May 15, 2018
From phishing attempts that steal personal information to malware that disables entire computer systems, to ransomware demanding money to unlock a user’s access to their own network — it’s a dangerous cyber world.
Manufacturers in Northeast Ohio are as concerned as any businesses about falling prey to ‘cyber adversaries.’ But soon, they will have a state-of-the art resource at The University of Akron to help them combat cyber threats thanks in part to a generous gift of $200,000 from the Timken Foundation of Canton.

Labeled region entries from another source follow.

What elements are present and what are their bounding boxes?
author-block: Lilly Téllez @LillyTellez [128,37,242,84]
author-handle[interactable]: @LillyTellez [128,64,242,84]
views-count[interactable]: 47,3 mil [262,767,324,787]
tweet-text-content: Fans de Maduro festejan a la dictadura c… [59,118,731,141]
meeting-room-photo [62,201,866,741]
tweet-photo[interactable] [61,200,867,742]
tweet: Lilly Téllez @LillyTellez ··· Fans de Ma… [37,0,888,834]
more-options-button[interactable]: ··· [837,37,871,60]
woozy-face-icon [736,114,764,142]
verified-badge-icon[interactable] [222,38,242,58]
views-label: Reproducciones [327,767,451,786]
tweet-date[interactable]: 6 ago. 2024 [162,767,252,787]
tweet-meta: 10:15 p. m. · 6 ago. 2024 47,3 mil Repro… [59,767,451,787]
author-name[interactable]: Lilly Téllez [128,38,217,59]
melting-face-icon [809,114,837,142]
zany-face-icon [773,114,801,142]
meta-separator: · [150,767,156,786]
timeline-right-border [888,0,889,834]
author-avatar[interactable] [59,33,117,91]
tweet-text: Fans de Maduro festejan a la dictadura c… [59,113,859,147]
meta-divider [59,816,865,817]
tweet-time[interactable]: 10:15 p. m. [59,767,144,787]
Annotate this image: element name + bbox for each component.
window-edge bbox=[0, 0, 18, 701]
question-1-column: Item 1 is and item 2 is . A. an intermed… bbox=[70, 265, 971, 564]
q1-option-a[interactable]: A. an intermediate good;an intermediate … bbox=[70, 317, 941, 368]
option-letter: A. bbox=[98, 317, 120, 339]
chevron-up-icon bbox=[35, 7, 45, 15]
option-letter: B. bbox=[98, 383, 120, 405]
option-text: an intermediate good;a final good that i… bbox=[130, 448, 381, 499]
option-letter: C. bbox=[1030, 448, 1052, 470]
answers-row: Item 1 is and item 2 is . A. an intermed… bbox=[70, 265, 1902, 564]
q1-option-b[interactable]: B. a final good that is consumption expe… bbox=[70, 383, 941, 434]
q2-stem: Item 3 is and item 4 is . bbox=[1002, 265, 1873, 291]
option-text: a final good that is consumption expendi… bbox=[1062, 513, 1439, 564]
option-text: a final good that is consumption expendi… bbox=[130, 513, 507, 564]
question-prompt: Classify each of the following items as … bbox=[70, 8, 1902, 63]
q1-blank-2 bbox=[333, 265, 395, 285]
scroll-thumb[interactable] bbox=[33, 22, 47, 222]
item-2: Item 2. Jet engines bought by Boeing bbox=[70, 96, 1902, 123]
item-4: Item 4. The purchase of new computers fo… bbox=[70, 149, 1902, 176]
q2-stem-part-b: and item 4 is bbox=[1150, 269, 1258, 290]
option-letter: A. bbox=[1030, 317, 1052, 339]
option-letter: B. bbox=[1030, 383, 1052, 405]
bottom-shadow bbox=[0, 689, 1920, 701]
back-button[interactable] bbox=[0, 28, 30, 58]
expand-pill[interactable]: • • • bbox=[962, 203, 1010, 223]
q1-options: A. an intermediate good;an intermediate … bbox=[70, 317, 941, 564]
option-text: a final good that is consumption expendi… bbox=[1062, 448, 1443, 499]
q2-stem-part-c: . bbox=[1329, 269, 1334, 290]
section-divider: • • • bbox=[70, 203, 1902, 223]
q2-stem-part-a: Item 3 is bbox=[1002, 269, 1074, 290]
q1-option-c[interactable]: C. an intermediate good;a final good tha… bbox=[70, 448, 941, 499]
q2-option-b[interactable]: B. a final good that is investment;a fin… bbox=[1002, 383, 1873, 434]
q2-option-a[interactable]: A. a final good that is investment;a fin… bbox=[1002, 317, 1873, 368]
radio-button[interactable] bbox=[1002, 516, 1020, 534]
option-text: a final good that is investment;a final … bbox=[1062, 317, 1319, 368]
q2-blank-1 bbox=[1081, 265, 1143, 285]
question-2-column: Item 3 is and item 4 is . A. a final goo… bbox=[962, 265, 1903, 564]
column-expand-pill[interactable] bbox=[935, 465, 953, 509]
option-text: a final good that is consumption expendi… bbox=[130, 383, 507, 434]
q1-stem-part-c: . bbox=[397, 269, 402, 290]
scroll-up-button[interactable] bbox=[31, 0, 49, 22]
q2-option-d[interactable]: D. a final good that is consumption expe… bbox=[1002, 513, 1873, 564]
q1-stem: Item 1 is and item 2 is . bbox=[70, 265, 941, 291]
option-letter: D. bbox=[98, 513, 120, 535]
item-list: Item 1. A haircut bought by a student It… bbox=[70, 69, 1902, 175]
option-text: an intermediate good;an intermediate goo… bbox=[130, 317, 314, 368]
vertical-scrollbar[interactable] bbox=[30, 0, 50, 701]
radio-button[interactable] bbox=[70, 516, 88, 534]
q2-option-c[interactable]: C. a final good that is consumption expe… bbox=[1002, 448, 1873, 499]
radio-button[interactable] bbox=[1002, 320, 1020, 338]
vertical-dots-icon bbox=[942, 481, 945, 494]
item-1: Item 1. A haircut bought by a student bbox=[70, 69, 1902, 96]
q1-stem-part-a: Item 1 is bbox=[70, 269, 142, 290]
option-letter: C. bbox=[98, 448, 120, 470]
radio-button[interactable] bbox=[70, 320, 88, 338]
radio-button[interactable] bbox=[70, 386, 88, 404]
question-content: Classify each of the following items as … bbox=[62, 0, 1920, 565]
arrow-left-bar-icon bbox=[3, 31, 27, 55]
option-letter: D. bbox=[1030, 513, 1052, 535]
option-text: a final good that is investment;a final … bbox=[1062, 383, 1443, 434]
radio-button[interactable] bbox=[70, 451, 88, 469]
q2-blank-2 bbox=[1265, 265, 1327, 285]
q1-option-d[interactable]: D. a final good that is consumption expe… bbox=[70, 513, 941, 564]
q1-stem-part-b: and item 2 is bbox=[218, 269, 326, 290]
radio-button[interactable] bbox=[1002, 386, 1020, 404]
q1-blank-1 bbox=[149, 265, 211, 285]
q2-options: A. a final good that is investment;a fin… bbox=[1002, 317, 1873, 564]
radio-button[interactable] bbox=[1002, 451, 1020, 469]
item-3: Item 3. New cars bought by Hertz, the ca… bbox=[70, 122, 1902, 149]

The establishment of a simulation lab (in research communities known as an industrial control systems "testbed") at UA will permit corporate information technology professionals to practice identifying and quarantining threats on an emulated network. They will be able to develop and update the skills needed to monitor and manage cyber threats without putting actual operating systems at risk. The testbed will further strengthen UA’s robust Bachelor of Science in Cybersecurity degree, which officially launched in fall 2017, by including additional realistic learning opportunities for students.Stan Smith, visiting assistant professor, lectures in a networking course. Students in UA's new bachelor's degree in cybersecurity will learn about computer networking configuration as part of the program.
"We understand the critical importance of keeping our manufacturing infrastructure protected from cyber intrusions,” said Ward J. Timken, chairman of the Timken Foundation of Canton. “The creation of an industrial control system testbed, as one of the few of its kind in the country, helps achieve this goal through threat exercises and learning in simulated manufacturing environments."
UA’s testbed facility will involve 2,000 square feet of renovated space on the fourth floor of the Polsky Building, housing 30 workstations and a controller station. Construction planning is anticipated to begin later this year. It will be the only public testbed in the state that companies can utilize for network simulation and training.
Michael J. Morrell, who served as deputy director and acting director of the Central Intelligence Agency from 2010-2013, has endorsed the construction of UA’s testbed. Morrell, a UA alumnus, had a highly respected career in the CIA as an analyst from 1980-2013.
"We are immensely appreciative of the gift from the Timken Foundation,” said Dr. John Nicholas, professor of computer information systems, who is leading the testbed project for UA. “This support will help the University continue its strong ties to the community while supporting our industry partners with their important cybersecurity needs. This much-needed facility also will be a significant benefit to UA students in the cybersecurity degree program."
Students in the degree program will learn from real-world cybersecurity scenarios as they are incorporated into existing coursework. Plus, partnerships with companies utilizing the testbed are expected to lead to co-op and internship opportunities.
UA is the only public university in Ohio offering a Bachelor of Science in Cybersecurity. It is the only cybersecurity degree in the U.S. that includes courses in cryptology (the study of computer codes), which are typically offered at the graduate level.